Normalization (DB)

Performs normalization on the selected columns of the input data set. Normalization means adjusting values measured on different scales to a notionally common scale.

Information at a Glance

Category Transform
Data source type DB
Sends output to other operators Yes
Data processing tool n/a
Note: The Normalization (DB) operator is for database data only. For Hadoop data, use the Normalization (HD) operator.

Algorithm

You can accomplish normalization in various ways.

  • By specifying a user-defined minimum and maximum value.
  • By a z-transformation (for example, on mean 0 and variance 1).
  • By a transformation as proportion of the average or sum of the respective attribute.

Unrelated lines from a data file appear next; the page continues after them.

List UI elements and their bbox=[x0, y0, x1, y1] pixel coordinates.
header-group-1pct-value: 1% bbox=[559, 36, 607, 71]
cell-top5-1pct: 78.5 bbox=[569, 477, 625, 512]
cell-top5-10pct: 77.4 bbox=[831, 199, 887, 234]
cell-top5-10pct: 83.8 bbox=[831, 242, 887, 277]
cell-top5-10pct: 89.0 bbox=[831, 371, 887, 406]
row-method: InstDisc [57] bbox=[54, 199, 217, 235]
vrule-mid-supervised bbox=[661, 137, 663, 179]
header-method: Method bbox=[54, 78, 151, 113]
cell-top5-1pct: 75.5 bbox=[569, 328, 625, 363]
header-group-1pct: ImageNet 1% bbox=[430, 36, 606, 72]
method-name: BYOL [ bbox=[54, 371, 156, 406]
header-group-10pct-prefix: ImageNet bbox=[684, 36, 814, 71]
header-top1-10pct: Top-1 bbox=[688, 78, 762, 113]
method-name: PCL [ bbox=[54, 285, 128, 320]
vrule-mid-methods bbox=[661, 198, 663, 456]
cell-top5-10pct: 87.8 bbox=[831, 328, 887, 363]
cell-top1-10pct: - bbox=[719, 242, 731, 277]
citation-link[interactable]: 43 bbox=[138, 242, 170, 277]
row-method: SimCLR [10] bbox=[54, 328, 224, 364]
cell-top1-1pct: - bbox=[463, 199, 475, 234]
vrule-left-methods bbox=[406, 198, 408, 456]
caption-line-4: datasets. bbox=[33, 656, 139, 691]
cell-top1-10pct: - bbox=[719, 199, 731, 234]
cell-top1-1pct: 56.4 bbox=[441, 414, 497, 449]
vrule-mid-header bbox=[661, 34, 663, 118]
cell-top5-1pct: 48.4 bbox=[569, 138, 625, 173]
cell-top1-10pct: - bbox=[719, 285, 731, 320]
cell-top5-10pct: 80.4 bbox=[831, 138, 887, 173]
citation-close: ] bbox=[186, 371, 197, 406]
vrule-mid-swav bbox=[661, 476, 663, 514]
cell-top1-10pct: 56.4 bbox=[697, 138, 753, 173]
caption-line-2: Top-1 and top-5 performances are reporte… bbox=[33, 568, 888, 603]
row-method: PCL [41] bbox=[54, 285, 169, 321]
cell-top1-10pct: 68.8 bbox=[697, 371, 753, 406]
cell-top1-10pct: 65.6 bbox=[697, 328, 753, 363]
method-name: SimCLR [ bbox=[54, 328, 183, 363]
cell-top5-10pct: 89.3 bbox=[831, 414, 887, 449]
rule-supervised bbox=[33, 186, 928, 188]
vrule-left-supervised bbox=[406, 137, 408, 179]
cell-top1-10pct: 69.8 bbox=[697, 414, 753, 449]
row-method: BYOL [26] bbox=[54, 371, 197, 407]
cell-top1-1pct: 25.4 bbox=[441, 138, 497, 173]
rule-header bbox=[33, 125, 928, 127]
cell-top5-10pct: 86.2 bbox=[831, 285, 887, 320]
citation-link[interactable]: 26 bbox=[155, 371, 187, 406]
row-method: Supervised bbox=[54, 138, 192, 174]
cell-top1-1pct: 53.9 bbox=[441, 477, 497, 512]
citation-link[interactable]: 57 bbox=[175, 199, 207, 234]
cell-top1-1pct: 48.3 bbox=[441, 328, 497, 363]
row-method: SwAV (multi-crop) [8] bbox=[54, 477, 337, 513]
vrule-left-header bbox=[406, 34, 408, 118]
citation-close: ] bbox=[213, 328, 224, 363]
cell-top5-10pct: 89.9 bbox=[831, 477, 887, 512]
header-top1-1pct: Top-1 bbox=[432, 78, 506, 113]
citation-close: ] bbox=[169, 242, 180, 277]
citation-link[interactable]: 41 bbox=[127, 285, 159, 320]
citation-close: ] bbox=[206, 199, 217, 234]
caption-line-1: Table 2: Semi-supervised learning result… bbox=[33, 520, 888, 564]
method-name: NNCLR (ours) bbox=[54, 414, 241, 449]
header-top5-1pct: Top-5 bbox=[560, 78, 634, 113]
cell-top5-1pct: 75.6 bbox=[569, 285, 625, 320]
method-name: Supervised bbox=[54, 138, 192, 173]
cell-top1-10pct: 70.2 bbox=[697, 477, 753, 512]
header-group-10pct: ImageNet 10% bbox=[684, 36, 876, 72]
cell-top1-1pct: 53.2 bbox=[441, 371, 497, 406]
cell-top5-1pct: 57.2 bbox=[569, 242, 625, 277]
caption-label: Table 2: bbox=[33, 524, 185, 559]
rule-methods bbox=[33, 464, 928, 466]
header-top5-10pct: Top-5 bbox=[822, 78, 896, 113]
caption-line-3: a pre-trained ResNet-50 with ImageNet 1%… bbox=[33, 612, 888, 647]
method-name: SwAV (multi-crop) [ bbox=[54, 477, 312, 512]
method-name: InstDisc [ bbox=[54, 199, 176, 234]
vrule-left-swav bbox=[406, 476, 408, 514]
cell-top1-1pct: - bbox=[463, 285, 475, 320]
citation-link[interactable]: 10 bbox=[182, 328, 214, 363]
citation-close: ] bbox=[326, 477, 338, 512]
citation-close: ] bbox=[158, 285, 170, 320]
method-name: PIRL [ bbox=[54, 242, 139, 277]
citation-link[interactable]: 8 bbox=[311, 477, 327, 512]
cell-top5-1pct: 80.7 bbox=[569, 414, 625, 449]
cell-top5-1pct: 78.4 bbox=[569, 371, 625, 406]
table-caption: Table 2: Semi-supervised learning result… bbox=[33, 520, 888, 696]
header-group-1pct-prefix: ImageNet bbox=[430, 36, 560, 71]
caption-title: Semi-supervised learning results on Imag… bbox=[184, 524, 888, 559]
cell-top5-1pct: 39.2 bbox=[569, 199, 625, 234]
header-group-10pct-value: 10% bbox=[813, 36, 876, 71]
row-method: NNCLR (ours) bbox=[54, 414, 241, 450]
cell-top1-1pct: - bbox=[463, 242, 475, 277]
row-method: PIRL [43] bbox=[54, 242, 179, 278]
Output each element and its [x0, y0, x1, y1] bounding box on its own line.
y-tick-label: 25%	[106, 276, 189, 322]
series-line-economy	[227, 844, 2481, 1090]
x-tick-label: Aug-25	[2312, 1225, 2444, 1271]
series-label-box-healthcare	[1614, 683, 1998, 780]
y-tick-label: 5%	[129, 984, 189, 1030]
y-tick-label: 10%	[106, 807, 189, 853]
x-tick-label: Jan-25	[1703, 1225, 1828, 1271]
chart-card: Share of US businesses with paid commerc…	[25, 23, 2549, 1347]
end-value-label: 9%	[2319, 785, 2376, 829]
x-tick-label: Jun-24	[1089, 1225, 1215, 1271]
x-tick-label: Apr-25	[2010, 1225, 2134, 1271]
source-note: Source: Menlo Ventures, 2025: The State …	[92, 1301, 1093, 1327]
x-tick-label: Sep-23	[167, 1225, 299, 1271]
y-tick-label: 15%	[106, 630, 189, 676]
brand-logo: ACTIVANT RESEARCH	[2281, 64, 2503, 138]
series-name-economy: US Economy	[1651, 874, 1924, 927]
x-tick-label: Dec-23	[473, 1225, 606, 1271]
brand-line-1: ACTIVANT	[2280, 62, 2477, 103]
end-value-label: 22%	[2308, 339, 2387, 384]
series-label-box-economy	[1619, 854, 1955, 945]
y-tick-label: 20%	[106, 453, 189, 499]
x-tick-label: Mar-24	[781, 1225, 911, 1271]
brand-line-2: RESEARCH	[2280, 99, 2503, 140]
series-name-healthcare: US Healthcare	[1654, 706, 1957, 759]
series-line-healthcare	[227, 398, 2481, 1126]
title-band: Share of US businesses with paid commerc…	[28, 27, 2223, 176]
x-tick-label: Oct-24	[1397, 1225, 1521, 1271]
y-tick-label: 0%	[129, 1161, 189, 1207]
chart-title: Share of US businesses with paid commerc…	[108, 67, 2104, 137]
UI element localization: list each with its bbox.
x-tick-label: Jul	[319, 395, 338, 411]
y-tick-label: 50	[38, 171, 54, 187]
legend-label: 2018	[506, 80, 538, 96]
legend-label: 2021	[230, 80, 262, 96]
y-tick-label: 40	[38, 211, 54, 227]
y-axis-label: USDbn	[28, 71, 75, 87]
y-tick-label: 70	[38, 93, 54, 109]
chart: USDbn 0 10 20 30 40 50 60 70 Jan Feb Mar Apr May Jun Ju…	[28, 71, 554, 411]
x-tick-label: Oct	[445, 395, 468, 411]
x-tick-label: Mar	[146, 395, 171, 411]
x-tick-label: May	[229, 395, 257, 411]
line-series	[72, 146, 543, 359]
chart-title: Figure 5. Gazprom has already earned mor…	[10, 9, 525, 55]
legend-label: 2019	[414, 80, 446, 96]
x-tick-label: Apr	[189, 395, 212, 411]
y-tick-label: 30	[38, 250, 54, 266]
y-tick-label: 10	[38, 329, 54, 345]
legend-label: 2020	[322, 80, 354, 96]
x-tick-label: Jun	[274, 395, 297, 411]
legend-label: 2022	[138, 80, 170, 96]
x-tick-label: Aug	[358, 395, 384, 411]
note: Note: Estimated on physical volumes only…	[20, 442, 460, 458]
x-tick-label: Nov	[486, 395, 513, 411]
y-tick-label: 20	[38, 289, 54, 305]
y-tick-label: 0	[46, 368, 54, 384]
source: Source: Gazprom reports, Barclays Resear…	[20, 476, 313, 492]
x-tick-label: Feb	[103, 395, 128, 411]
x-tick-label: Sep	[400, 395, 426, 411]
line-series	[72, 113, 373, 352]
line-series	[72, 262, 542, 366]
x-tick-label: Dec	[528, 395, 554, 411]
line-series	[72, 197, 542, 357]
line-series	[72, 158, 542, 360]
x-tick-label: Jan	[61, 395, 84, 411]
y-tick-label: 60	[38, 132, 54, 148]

Your selection translates into four possible types of normalization to select.

  • Z-Transformation.
  • Proportion Transformation.
  • Range Transformation.
  • Divide-By-Average Transformation.

See Method under Configuration for a definition of each type.

Input

A data set from the preceding operator.

Configuration

Parameter Description
Notes Any notes or helpful information about this operator's parameter settings. When you enter content in the Notes field, a yellow asterisk is displayed on the operator.
Method Normalization method to use.

Options:

  • Divide-By-Average Transformation: calculate by sample's average.
  • Proportional Transformation: calculate by sample's sum.
  • Z-Transformation: calculate by sample's mean and variance.
  • Range Transformation: calculate by sample's Min and Max value.
Range Minimum Specify the minimum value in Range transformation.
Range Maximum Specify the maximum value in Range transformation.
Columns Click Column Names to open the dialog box for selecting the available numerical columns for the columns to normalize.
Output Type
  • TABLE outputs a database table. Specifying TABLE enables Storage Parameters.
  • VIEW outputs a database view.
Output Schema The schema for the output table or view.
Output Table The table path and name where the results are output. By default, this is a unique table name based on your user ID, workflow ID, and operator.
Storage Parameters Advanced database settings for the operator output. Available only for TABLE output.

See Storage Parameters Dialog Box for more information.

Drop If Exists Specifies whether to overwrite an existing table.
  • Yes - If a table with the name exists, it is dropped before storing the results.
  • No - If a table with the name exists, the results window shows an error message.

Output

Visual Output
The data rows of the output table or view displayed (up to 200 rows of the data).



Data Output
The data set of the normalized data.